According to WSU assistant professor Eric Lofgren, who helped lead the study, outbreaks in jails are typically “much, much faster and much, much worse,” than in the general community.
Lofgren, an infectious disease epidemiologist by training, said the higher infection rate in jails is likely because of the simple fact jails tend to pack a lot of people into a relatively small space.
Lofgren said because the coronavirus can spread like wildfire in these tight-knit incarcerated populations, jail staff are at extreme risk of picking up infection and then spreading it to their families and communities. What’s more, he said, jails, unlike prisons, are only meant to hold people for a short amount of time. He noted plenty of people spend a few days in jail before being released simply because they couldn’t afford bail at the time of their arrest.
“Most of the incarcerated population that are in jails are members of the communities who are going to be returning to the community,” Lofgren said. “There’s this idea of, ‘Well, we can’t let a bunch of criminals out’ — a bunch of these people aren’t who we would conceptualize as criminals. … No one should get COVID because they can’t afford bail.”
Lofgren said he and his research partners came away from the study with a couple of key recommendations to help keep jail populations low. First, he said, local prosecutors and law enforcement should consider diverting low-level offenders from going to jail in the first place. He said if people accused of things like drug possession aren’t incarcerated, it eliminates their chances of picking up the disease while in jail and bringing it back into the community.
Lofgren said another strategy would be to speed people’s release from jail — particularly those who would be released anyway if they could afford bail. While it may seem counterintuitive to release people who may be infected into their wider communities, Lofgren said his research shows such a move would actually reduce the rate of infection in those communities. He said it would also allow jail staff to take steps to limit outbreaks among those still incarcerated.
“If we release those people, one of the other things that it does is it reduces the number of people in jail, which means you can spread out the people who are still in jail,” he said. “You have a less dense population, so you can start doing things like social distancing, you can start doing things like staggering when people have their meal times.”

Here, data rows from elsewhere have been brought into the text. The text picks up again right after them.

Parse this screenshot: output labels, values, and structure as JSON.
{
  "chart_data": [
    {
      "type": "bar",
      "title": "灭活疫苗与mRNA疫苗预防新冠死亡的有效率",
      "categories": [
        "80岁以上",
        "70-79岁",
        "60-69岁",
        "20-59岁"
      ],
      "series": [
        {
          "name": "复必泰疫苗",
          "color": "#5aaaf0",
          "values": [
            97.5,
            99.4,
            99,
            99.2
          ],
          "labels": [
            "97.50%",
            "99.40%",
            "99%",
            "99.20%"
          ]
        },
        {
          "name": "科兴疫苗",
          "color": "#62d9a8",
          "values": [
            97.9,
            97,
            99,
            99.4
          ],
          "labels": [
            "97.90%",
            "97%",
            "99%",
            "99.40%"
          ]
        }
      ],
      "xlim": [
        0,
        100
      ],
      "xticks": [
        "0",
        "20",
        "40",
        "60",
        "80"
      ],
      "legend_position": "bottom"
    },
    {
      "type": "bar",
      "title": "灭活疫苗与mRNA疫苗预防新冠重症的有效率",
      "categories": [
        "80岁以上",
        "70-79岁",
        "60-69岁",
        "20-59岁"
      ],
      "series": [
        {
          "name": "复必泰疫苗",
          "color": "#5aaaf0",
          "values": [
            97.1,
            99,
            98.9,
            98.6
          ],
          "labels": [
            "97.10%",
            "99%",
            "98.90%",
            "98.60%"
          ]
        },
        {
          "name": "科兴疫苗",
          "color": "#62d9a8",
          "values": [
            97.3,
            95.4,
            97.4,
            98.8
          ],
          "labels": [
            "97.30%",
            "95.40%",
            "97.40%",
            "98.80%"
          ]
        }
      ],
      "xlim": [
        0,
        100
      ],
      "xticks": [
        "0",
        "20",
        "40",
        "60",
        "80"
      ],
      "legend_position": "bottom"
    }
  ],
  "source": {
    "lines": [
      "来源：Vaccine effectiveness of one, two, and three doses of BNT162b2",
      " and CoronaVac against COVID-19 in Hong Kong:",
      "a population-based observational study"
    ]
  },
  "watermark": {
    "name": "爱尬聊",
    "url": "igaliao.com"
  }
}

Simply put, Lofgren said, people are more likely to pick up the disease while in jail and jails are poorly suited for practicing social distancing, and the wider community is not as insulated from outbreaks among incarcerated populations as they may think. While former prisoners may carry the disease with them when they leave jail, he said these people will have a much easier time practicing self-isolation and other recommendations for containing the disease if they’re at home.
“All of those things are about keeping people from being in confined, crowded areas — and a jail is inherently a confined, crowded space,” Lofgren said. “It’s sort of this super-spreading event that we just have sitting here in our population and we need to think about how to deal with that.”